Transcription factor motifs predict the H3K27me3 state of DNA methylation-free regions. (A) ROC curve of the classification of X. tropicalis DNA methylation-free regions (Bio-CAP peaks) compared with random genomic regions using a k-mer SVM (k = 8). (B) ROC curve of the classification of DNA methylation-free regions (Bio-CAP peaks) using a k-mer SVM (k = 8).

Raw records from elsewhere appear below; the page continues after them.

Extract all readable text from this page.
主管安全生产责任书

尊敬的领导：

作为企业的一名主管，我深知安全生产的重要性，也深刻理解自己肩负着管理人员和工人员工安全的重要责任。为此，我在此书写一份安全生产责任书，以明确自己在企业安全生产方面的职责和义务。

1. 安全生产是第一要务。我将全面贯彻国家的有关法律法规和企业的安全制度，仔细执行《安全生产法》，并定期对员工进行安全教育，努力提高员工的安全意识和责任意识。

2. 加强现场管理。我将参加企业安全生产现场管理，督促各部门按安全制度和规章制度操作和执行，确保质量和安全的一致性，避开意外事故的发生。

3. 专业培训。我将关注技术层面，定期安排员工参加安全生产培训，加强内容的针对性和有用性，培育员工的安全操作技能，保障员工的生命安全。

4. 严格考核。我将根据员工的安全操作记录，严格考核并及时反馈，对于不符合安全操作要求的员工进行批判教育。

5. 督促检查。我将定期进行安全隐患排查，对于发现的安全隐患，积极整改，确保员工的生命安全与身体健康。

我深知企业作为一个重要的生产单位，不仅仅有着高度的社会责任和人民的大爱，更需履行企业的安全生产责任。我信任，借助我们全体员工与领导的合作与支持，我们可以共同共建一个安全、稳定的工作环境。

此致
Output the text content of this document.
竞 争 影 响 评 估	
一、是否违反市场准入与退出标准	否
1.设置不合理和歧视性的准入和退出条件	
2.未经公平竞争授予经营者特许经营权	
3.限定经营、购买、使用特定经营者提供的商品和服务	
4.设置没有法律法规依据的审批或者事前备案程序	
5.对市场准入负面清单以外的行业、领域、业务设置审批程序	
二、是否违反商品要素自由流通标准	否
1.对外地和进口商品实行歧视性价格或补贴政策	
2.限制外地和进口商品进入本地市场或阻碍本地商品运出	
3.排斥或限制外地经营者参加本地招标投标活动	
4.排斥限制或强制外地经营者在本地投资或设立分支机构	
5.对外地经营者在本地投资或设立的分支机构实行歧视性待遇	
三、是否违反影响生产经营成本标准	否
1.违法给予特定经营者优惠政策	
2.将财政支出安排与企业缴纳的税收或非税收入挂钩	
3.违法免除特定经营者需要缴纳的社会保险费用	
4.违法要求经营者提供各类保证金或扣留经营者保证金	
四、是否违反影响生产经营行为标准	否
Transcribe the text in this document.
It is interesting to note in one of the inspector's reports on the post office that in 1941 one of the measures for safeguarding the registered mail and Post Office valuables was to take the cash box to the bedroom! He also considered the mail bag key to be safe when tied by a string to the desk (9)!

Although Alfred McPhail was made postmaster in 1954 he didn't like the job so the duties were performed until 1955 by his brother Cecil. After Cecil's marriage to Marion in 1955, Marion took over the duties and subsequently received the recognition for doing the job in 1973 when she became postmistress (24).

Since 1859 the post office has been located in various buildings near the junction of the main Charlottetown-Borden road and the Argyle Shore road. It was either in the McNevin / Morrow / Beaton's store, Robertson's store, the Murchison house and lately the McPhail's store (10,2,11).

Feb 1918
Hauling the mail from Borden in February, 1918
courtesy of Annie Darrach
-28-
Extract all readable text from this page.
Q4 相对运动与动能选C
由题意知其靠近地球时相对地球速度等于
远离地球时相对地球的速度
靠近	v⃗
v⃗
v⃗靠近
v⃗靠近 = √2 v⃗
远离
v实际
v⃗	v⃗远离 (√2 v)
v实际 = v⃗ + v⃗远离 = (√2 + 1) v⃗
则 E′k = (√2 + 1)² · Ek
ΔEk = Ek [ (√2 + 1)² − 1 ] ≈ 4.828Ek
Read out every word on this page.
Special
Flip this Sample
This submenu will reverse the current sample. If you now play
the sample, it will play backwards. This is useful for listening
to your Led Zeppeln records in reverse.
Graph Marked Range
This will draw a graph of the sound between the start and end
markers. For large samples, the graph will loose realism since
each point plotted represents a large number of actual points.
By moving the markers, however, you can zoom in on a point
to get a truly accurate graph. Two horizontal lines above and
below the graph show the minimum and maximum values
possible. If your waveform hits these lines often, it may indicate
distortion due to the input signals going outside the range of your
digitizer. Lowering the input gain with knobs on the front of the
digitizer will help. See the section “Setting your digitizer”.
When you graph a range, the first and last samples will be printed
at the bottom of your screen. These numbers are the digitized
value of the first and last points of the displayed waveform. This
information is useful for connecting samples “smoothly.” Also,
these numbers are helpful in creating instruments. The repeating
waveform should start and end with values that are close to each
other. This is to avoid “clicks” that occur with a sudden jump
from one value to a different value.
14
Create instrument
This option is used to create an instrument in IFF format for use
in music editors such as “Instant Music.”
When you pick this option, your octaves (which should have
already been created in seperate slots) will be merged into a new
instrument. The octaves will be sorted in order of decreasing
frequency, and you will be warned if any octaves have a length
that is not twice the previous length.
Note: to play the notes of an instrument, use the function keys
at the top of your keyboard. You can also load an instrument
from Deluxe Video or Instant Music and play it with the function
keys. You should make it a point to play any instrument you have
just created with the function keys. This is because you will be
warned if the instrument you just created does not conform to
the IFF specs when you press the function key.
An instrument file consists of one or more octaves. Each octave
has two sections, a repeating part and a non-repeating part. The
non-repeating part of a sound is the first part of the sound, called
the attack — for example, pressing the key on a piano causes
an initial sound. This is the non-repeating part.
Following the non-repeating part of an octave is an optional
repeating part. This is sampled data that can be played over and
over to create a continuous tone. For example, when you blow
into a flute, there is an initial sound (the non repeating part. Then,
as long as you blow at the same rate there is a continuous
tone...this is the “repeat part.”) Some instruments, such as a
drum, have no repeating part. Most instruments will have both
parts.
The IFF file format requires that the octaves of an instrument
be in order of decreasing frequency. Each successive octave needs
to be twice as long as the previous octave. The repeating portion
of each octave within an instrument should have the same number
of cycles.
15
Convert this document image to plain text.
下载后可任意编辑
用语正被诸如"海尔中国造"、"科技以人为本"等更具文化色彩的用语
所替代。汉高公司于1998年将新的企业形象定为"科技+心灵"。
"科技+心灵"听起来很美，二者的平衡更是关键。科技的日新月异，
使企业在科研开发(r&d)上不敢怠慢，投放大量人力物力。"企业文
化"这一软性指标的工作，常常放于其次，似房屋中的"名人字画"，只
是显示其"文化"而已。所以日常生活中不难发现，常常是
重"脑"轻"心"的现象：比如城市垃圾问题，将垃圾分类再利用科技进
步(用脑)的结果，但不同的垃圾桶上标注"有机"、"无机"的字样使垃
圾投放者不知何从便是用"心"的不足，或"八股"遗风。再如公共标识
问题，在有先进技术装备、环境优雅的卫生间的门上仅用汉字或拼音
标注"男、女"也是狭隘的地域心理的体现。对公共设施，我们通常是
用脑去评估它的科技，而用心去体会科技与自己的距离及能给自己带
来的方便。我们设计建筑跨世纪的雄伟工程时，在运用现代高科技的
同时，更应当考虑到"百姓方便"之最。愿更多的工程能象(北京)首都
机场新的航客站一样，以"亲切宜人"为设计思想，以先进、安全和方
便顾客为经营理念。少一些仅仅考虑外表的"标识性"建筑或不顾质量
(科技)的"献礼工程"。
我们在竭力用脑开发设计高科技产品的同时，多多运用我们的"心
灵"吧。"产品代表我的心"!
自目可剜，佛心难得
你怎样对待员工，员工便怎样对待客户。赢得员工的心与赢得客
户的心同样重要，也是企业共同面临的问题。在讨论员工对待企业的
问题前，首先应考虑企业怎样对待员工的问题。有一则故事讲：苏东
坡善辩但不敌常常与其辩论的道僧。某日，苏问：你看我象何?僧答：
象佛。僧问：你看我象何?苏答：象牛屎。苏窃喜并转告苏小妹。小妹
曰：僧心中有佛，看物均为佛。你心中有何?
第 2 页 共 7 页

The regions are classified as either gaining H3K27me3 or remaining devoid of H3K27me3. (C) Motifs from k-mers with a high SVM weight, which are enriched in (active) DNA methylation-free regions without H3K27me3. The best match to known motifs is shown; uncertain matches are marked with an asterisk. (D) Motifs from k-mers with a low SVM weight that are enriched in (repressed) DNA methylation-free regions with H3K27me3.

Figure 7.

Early H3K27me3 nucleation sites encode conserved repressive capacity. (A) Repression assay of H3K27me3 early nucleation sites in Xenopus embryos and mouse ES cells. (B) Early nucleation sites function as repressive elements. Shown is luciferase activity normalized to Renilla as fold change relative to control, H3K27me3 ChIP-qPCR enrichment relative to control, and H3K4me3 ChIP-qPCR enrichment relative to control (log2 scale; significance, Wilcoxon signed rank test; Xenopus, light square dots; ES cells, dark round dots). (C) H3K27me3 enrichment increases with length of susceptible sequence. Shown is the H3K27me3 ChIP-qPCR recovery for four SVM-positive H3K27me3 nucleation sites, an endogenous locus (hoxa1), and a vector backbone control.